JPMorgan analyst David Mackie said negotiations between the new government in Athens and creditors "are likely to be very difficult" but cannot drag on indefinitely.

"If Greece is unable to honor its obligations this year, then economic, financial and banking stress is likely to lead either to an agreement, or to a second round of elections, or to an EMU exit," he said, referring to Greece's membership in the eurozone.

But Re-Define think tank analyst Sony Kapoor said that while Greece has failed the eurozone and EU authorities, they have also failed Greece.

"The Greek rescue package was financially unsustainable, economically wrong-headed, politically tone-deaf and socially callous," he said. "Syriza deserves a chance, and their victory will force the EU to confront the elephant in the room: unpayable debt and bad policy decisions."

He noted that Syriza's moderation of its rhetoric before the election "is promising, making it likely that it will govern closer to the center than many think."

Samaras conceded defeat, saying he had received a country "on the brink of disaster" when he took over in 2012 and was close to ushering it out of the crisis.
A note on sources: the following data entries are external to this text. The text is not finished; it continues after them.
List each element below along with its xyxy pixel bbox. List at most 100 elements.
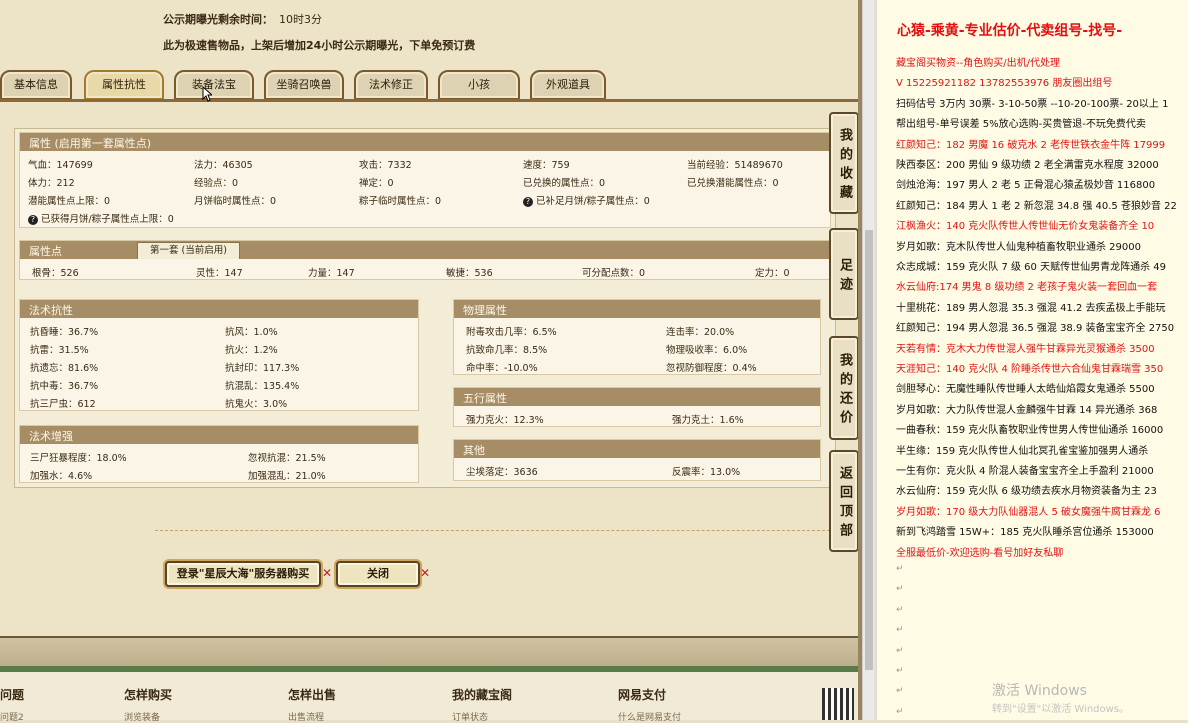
resist-value: 抗混乱：135.4%	[225, 381, 300, 392]
doc-line: 剑胆琴心：无魔性睡队传世睡人太皓仙焰霞女鬼通杀 5500	[896, 384, 1155, 396]
footer-link[interactable]: 出售流程	[288, 710, 324, 723]
doc-line: 岁月如歌：大力队传世混人金麟强牛甘霖 14 异光通杀 368	[896, 404, 1158, 416]
help-icon[interactable]: ?	[523, 197, 533, 207]
spell-resist-header: 法术抗性	[20, 300, 418, 318]
five-elements-title: 五行属性	[463, 392, 507, 405]
fast-sale-notice: 此为极速售物品，上架后增加24小时公示期曝光，下单免预订费	[163, 39, 476, 52]
points-tab-set1[interactable]: 第一套 (当前启用)	[137, 242, 240, 259]
point-value: 根骨：526	[32, 268, 79, 279]
boost-value: 忽视抗混：21.5%	[248, 453, 326, 464]
attr-value: 月饼临时属性点：0	[194, 196, 277, 207]
sidebar-history-button[interactable]: 足迹	[829, 228, 859, 320]
footer-decoration	[0, 636, 862, 672]
tab-baseline	[0, 99, 862, 102]
attributes-title: 属性 (启用第一套属性点)	[29, 137, 152, 150]
footer-col-my-cbg[interactable]: 我的藏宝阁	[452, 686, 512, 703]
tab-basic-info[interactable]: 基本信息	[0, 70, 72, 100]
tab-equipment[interactable]: 装备法宝	[174, 70, 254, 100]
other-title: 其他	[463, 444, 485, 457]
resist-value: 抗风：1.0%	[225, 327, 278, 338]
paragraph-mark-icon: ↵	[896, 666, 904, 676]
physical-header: 物理属性	[454, 300, 820, 318]
footer-link[interactable]: 浏览装备	[124, 710, 160, 723]
doc-line: 一生有你：克火队 4 阶混人装备宝宝齐全上手盈利 21000	[896, 466, 1154, 477]
mouse-cursor-icon	[202, 86, 212, 102]
element-value: 强力克土：1.6%	[672, 415, 744, 426]
boost-value: 三尸狂暴程度：18.0%	[30, 453, 127, 464]
game-page: 公示期曝光剩余时间： 10时3分 此为极速售物品，上架后增加24小时公示期曝光，下…	[0, 0, 862, 723]
scrollbar-thumb[interactable]	[865, 230, 873, 670]
paragraph-mark-icon: ↵	[896, 584, 904, 595]
footer-link[interactable]: 问题2	[0, 710, 24, 723]
text-document: 心猿-乘黄-专业估价-代卖组号-找号- 藏宝阁买物资--角色购买/出机/代处理 V…	[876, 0, 1188, 720]
points-section: 属性点 第一套 (当前启用) 根骨：526 灵性：147 力量：147 敏捷：5…	[19, 240, 831, 280]
doc-line: 十里桃花：189 男人忽混 35.3 强混 41.2 去疾孟极上手能玩	[896, 302, 1166, 314]
spell-boost-title: 法术增强	[29, 430, 73, 443]
footer-col-pay[interactable]: 网易支付	[618, 686, 666, 703]
point-value: 定力：0	[755, 268, 790, 279]
sidebar-back-to-top-button[interactable]: 返回顶部	[829, 450, 859, 552]
tab-children[interactable]: 小孩	[438, 70, 520, 100]
doc-line: 众志成城：159 克火队 7 级 60 天赋传世仙男青龙阵通杀 49	[896, 262, 1166, 273]
attr-value: 粽子临时属性点：0	[359, 196, 442, 207]
doc-line: 陕西泰区：200 男仙 9 级功绩 2 老全满雷克水程度 32000	[896, 160, 1159, 171]
attr-value: 已兑换潜能属性点：0	[687, 178, 779, 189]
point-value: 灵性：147	[196, 268, 243, 279]
boost-value: 加强水：4.6%	[30, 471, 93, 482]
doc-line: 天若有情：克木大力传世混人强牛甘霖异光灵猴通杀 3500	[896, 343, 1155, 355]
physical-value: 连击率：20.0%	[666, 327, 735, 338]
doc-line: 江枫渔火：140 克火队传世人传世仙无价女鬼装备齐全 10	[896, 221, 1155, 233]
tab-bar: 基本信息 属性抗性 装备法宝 坐骑召唤兽 法术修正 小孩 外观道具	[0, 68, 862, 102]
element-value: 强力克火：12.3%	[466, 415, 544, 426]
footer-link[interactable]: 订单状态	[452, 710, 488, 723]
exposure-notice: 公示期曝光剩余时间： 10时3分	[163, 11, 322, 27]
attr-value: 速度：759	[523, 160, 570, 171]
spell-resist-title: 法术抗性	[29, 304, 73, 317]
other-header: 其他	[454, 440, 820, 458]
attributes-section: 属性 (启用第一套属性点) 气血：147699 法力：46305 攻击：7332…	[19, 132, 831, 228]
attr-value-text: 已补足月饼/粽子属性点：0	[536, 196, 650, 207]
help-icon[interactable]: ?	[28, 215, 38, 225]
paragraph-mark-icon: ↵	[896, 645, 904, 656]
resist-value: 抗雷：31.5%	[30, 345, 89, 356]
sidebar-favorites-button[interactable]: 我的收藏	[829, 112, 859, 214]
point-value: 力量：147	[308, 268, 355, 279]
doc-line: 全服最低价-欢迎选购-看号加好友私聊	[896, 547, 1064, 559]
activate-windows-hint: 转到"设置"以激活 Windows。	[992, 704, 1130, 715]
doc-line: 红颜知己：182 男魔 16 破克水 2 老传世铁衣金牛阵 17999	[896, 139, 1166, 151]
tab-attributes[interactable]: 属性抗性	[84, 70, 164, 100]
points-title: 属性点	[29, 245, 62, 258]
footer-col-help[interactable]: 问题	[0, 686, 24, 703]
doc-line: 帮出组号-单号误差 5%放心选购-买贵管退-不玩免费代卖	[896, 119, 1146, 131]
scrollbar[interactable]	[862, 0, 874, 720]
tab-appearance[interactable]: 外观道具	[530, 70, 606, 100]
divider	[155, 530, 835, 531]
other-value: 尘埃落定：3636	[466, 467, 538, 478]
doc-line: 红颜知己：184 男人 1 老 2 新忽混 34.8 强 40.5 苍狼妙音 2…	[896, 200, 1177, 212]
footer-col-sell[interactable]: 怎样出售	[288, 686, 336, 703]
five-elements-header: 五行属性	[454, 388, 820, 406]
tab-mounts-pets[interactable]: 坐骑召唤兽	[264, 70, 344, 100]
close-button[interactable]: 关闭	[336, 561, 420, 587]
footer-link[interactable]: 什么是网易支付	[618, 710, 681, 723]
spell-resist-section: 法术抗性 抗昏睡：36.7% 抗雷：31.5% 抗遗忘：81.6% 抗中毒：36…	[19, 299, 419, 411]
qr-code-icon	[822, 688, 854, 720]
resist-value: 抗中毒：36.7%	[30, 381, 99, 392]
doc-line: V 15225921182 13782553976 朋友圈出组号	[896, 78, 1113, 90]
doc-line: 水云仙府:174 男鬼 8 级功绩 2 老孩子鬼火装一套回血一套	[896, 282, 1158, 294]
attr-value: 体力：212	[28, 178, 75, 189]
footer-col-buy[interactable]: 怎样购买	[124, 686, 172, 703]
attr-value: 已兑换的属性点：0	[523, 178, 606, 189]
login-server-buy-button[interactable]: 登录"星辰大海"服务器购买	[165, 561, 321, 587]
sidebar-bargain-button[interactable]: 我的还价	[829, 336, 859, 440]
exposure-time: 10时3分	[279, 13, 322, 26]
spell-boost-header: 法术增强	[20, 426, 418, 444]
exposure-label: 公示期曝光剩余时间：	[163, 13, 273, 26]
attr-value-text: 已获得月饼/粽子属性点上限：0	[41, 214, 174, 225]
doc-line: 岁月如歌：克木队传世人仙鬼种植畜牧职业通杀 29000	[896, 241, 1141, 253]
tab-spell-mods[interactable]: 法术修正	[354, 70, 428, 100]
paragraph-mark-icon: ↵	[896, 625, 904, 636]
activate-windows-watermark: 激活 Windows	[992, 683, 1087, 699]
physical-section: 物理属性 附毒攻击几率：6.5% 抗致命几率：8.5% 命中率：-10.0% 连…	[453, 299, 821, 375]
paragraph-mark-icon: ↵	[896, 604, 904, 615]
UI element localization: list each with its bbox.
"I was asked to hold live coals in my hands and I did," he said. "Most gave us no prospect of lasting out and we did. We got the country out of deficits and recession ... and set the foundations for growth and a final exit from the crisis."

Syriza's anti-bailout rhetoric appealed to many in a country that, in the past five years, has seen a quarter of its economy wiped out, unemployment above 25 percent and average income losses of at least 30 percent.

But Syriza's victory has renewed doubts over Greece's ability to emerge from the crisis, and generated fears that the country's finances could once again send shockwaves through global markets and undermine the euro, the currency shared by 19 European countries.

The centrist Potami party was battling for third place with the Nazi-inspired Golden Dawn, whose leader and several lawmakers campaigned from prison, where they are awaiting trial on charges of participating in a criminal organization.

If Syriza falls shy of the 151 seats necessary to form a government on its own in the 300-seat parliament, it will have to seek support from other parties -- either in a minority government or as part of a coalition. The latest count early Monday gave it 149 seats, but electoral officials said the number will depend on final results.

Raf Casert in Brussels and Derek Gatopoulos in Athens contributed.